Precision 16

Development
- Designer: Stephen Seaton
- Location: United States
- Year: 1982
- No. built: 64 (1994)
- Builder: Precision Boat Works
- Name: Precision 16

Boat
- Displacement: 390 lb (177 kg)
- Draft: 3.67 ft (1.12 m) with centerboard down

Hull
- Type: Monohull
- Construction: Fiberglass
- LOA: 16.25 ft (4.95 m)
- LWL: 14.00 ft (4.27 m)
- Beam: 6.67 ft (2.03 m)

Hull appendages
- Keel: centerboard
- Rudder: transom-mounted rudder

Rig
- Rig type: Bermuda rig

Sails
- Sailplan: Fractional rigged sloop
- Mainsail area: 97 sq ft (9.0 m^{2})
- Jib/genoa area: 58 sq ft (5.4 m^{2})
- Spinnaker area: 162 sq ft (15.1 m^{2})
- Total sail area: 155 sq ft (14.4 m^{2})

Racing
- D-PN: 100.1

= Precision 16 =

Sailboat class

The Precision 16 is an American sailing dinghy that was designed by Stephen Seaton and first built in 1982.

==Production==
The design was built by Precision Boat Works in Palmetto, Florida, United States, starting in 1982, but it is now out of production. A total of 64 examples of the type were reported as having been completed by 1994.

==Design==
The Precision 16 is a recreational sailboat, built predominantly of fiberglass, with teak wood trim. It has a fractional sloop rig with aluminum spars. The double hull has a raked stem, a plumb transom and a retractable centerboard. The a transom-hung, kick-up rudder has an aluminum head that is controlled by a tiller. Both the rudder and centerboard are made from foam-cored fiberglass. The boat is open and has no foredeck, although it has two stowage compartments. It displaces 390 lb and is equipped with 10 cuft of foam for flotation.

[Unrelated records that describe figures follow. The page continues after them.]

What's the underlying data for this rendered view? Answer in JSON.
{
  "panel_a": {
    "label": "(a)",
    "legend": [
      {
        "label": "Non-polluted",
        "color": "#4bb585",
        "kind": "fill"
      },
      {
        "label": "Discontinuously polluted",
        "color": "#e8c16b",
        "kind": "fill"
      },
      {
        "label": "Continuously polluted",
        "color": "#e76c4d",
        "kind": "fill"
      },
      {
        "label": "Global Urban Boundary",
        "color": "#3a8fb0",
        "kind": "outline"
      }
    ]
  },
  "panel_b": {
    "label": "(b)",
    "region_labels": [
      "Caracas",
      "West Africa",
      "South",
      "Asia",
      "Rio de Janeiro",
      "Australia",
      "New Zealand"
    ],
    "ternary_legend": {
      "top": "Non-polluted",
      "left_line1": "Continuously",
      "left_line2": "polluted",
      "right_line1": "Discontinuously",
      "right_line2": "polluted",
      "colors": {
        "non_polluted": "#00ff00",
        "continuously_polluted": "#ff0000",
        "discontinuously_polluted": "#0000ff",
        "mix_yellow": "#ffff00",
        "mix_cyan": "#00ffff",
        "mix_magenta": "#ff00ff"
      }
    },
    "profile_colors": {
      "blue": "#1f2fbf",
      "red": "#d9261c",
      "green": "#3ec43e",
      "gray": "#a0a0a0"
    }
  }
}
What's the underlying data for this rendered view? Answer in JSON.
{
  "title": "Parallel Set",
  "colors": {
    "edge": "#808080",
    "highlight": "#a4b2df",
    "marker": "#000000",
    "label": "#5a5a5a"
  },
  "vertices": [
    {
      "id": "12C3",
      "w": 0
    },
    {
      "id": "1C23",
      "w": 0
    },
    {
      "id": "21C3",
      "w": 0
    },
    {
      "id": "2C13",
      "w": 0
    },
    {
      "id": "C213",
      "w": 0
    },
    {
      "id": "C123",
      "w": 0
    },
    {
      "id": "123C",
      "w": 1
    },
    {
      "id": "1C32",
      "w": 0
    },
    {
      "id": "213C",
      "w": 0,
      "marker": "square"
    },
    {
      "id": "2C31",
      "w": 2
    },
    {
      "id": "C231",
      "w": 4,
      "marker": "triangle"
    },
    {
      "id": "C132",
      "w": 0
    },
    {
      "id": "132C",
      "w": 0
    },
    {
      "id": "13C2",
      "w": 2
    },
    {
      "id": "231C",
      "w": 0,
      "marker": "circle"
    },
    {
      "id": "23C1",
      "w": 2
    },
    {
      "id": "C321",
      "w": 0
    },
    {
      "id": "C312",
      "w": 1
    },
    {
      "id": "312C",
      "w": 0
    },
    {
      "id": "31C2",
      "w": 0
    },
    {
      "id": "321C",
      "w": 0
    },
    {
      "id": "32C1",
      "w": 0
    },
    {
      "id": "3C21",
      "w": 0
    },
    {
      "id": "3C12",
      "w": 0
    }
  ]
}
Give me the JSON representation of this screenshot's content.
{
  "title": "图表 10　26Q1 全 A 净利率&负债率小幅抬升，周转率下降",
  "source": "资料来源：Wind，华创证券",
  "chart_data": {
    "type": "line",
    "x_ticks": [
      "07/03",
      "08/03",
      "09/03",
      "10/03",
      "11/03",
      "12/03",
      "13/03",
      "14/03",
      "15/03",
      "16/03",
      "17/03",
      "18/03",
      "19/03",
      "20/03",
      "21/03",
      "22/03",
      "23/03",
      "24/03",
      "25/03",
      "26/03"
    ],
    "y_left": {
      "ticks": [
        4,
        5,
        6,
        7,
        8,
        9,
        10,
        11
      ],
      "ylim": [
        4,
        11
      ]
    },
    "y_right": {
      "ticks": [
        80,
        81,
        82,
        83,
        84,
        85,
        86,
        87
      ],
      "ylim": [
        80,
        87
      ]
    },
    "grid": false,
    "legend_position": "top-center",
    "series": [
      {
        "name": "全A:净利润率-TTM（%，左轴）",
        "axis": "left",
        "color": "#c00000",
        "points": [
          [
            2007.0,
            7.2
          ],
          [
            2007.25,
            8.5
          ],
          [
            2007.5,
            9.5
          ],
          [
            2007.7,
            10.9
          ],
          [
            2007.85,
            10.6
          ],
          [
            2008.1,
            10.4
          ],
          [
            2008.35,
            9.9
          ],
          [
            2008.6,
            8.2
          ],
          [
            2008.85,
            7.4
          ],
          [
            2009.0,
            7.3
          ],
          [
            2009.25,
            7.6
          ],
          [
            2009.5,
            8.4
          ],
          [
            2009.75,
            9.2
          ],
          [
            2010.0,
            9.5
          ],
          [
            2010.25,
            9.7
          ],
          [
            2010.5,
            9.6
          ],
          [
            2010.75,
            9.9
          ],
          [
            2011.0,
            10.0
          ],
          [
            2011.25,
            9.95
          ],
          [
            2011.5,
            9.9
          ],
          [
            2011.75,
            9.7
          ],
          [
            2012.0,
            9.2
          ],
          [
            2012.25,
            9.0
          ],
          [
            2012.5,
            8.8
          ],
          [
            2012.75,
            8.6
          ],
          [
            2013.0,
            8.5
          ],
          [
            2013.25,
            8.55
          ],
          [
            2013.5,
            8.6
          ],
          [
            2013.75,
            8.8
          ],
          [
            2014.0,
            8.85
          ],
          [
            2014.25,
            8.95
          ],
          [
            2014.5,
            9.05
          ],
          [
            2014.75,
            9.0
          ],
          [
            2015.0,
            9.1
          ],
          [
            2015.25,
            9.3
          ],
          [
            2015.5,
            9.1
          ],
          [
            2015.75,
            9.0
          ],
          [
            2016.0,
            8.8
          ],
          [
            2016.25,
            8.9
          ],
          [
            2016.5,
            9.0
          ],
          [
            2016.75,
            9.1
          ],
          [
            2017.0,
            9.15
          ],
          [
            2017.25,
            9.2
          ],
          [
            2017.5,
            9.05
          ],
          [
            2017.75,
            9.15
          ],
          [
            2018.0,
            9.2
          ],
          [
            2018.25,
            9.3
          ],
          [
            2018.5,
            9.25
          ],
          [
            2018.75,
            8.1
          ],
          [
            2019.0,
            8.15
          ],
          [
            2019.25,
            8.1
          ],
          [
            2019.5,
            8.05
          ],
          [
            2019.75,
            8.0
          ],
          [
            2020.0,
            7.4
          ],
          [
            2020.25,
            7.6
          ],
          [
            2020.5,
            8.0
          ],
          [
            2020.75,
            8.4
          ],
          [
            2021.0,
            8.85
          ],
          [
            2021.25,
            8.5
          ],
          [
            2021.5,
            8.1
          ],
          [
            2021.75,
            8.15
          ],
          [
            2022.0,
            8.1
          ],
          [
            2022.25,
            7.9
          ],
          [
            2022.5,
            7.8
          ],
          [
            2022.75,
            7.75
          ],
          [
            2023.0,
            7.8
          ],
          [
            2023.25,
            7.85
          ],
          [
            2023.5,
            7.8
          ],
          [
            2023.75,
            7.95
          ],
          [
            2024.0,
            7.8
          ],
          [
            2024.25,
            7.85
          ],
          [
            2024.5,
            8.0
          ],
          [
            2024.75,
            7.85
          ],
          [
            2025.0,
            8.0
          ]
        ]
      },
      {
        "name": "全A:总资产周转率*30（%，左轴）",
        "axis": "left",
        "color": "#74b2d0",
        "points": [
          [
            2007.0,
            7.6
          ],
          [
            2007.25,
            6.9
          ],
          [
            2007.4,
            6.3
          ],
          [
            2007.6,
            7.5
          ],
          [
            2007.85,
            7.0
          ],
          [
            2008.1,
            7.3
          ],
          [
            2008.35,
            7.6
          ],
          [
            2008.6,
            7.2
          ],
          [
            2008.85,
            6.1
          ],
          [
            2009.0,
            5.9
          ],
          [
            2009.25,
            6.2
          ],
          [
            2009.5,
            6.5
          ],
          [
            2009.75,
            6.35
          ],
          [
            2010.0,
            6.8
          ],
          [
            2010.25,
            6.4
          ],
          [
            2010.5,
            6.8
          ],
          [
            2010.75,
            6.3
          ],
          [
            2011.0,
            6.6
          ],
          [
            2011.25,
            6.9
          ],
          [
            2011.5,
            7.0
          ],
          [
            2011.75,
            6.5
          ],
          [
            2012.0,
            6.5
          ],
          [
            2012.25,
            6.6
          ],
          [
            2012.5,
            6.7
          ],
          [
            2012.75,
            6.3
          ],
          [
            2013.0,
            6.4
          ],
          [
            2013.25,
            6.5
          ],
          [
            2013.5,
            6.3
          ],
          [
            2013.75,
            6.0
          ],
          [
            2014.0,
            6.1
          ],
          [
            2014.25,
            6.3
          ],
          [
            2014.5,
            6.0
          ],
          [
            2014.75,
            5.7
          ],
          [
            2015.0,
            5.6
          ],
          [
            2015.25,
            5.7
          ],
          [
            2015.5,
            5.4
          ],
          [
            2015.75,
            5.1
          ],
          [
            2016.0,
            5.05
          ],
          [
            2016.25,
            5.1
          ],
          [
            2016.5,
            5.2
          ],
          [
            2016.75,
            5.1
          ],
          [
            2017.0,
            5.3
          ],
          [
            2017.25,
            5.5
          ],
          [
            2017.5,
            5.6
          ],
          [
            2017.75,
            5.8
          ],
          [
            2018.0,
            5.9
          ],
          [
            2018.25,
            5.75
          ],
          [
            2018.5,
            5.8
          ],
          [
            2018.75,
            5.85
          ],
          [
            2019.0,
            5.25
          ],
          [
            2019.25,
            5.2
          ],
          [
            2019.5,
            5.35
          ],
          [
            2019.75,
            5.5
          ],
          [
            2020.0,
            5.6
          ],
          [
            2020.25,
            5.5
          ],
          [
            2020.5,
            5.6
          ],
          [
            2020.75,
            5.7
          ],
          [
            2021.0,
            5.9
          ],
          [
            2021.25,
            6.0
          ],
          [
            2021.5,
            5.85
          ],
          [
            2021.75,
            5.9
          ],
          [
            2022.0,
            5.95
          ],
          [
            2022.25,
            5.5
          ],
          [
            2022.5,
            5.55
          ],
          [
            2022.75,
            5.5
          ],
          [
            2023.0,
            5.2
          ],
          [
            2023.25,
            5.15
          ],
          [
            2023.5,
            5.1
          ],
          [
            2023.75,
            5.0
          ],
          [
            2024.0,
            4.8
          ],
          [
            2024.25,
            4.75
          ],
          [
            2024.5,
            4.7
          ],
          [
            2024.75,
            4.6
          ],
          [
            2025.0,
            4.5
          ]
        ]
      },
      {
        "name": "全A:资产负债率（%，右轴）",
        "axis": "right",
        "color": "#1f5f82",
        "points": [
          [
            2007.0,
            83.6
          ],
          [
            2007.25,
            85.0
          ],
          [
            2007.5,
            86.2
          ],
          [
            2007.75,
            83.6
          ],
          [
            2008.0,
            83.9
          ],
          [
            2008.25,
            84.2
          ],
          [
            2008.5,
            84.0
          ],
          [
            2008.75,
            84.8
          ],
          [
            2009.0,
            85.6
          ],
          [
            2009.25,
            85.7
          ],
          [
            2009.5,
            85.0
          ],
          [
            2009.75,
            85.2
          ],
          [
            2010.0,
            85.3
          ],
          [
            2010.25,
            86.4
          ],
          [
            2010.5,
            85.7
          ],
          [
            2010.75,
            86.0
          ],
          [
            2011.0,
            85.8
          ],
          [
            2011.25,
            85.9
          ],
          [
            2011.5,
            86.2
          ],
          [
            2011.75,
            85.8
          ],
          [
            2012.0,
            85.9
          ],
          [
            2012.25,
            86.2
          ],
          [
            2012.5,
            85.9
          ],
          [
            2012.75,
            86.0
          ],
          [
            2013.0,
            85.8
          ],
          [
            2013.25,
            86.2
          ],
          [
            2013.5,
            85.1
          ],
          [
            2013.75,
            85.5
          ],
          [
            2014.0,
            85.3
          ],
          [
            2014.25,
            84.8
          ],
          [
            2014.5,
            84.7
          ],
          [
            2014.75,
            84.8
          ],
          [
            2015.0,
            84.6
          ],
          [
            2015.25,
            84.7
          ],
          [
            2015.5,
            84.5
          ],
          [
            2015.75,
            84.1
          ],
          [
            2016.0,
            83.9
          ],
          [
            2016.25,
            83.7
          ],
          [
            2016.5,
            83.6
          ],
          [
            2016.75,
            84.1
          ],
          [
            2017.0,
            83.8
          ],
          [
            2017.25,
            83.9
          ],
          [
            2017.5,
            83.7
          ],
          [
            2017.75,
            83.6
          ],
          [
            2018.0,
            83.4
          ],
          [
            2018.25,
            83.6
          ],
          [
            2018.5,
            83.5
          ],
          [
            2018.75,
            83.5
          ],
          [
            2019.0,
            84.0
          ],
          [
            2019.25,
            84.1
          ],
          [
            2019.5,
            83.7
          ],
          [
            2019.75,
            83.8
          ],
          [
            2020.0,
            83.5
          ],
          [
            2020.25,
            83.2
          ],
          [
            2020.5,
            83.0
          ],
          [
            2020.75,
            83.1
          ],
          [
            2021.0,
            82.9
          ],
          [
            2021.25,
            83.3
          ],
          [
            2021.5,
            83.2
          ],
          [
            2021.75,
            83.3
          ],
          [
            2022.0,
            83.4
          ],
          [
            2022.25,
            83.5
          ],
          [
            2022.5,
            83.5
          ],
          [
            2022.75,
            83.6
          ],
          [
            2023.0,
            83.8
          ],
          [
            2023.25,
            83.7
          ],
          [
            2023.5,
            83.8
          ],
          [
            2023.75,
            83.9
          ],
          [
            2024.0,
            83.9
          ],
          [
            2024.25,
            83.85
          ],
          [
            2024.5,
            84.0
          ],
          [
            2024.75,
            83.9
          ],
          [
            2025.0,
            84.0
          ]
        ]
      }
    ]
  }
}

The boat has a draft of 3.67 ft with the centerboard extended and 8 in with it retracted, allowing beaching or ground transportation on a trailer.

For sailing the design is equipped with a self-bailing cockpit. The mainsail boom has the mainsheet rigged for mid-boom sheeting.

The design has a Portsmouth Yardstick racing average handicap of 100.1 and is normally raced with a crew of two sailors.

==Operational history==
In a 1994 review Richard Sherwood noted that the boat was only sold in Florida. He also remarked on its planing capabilities.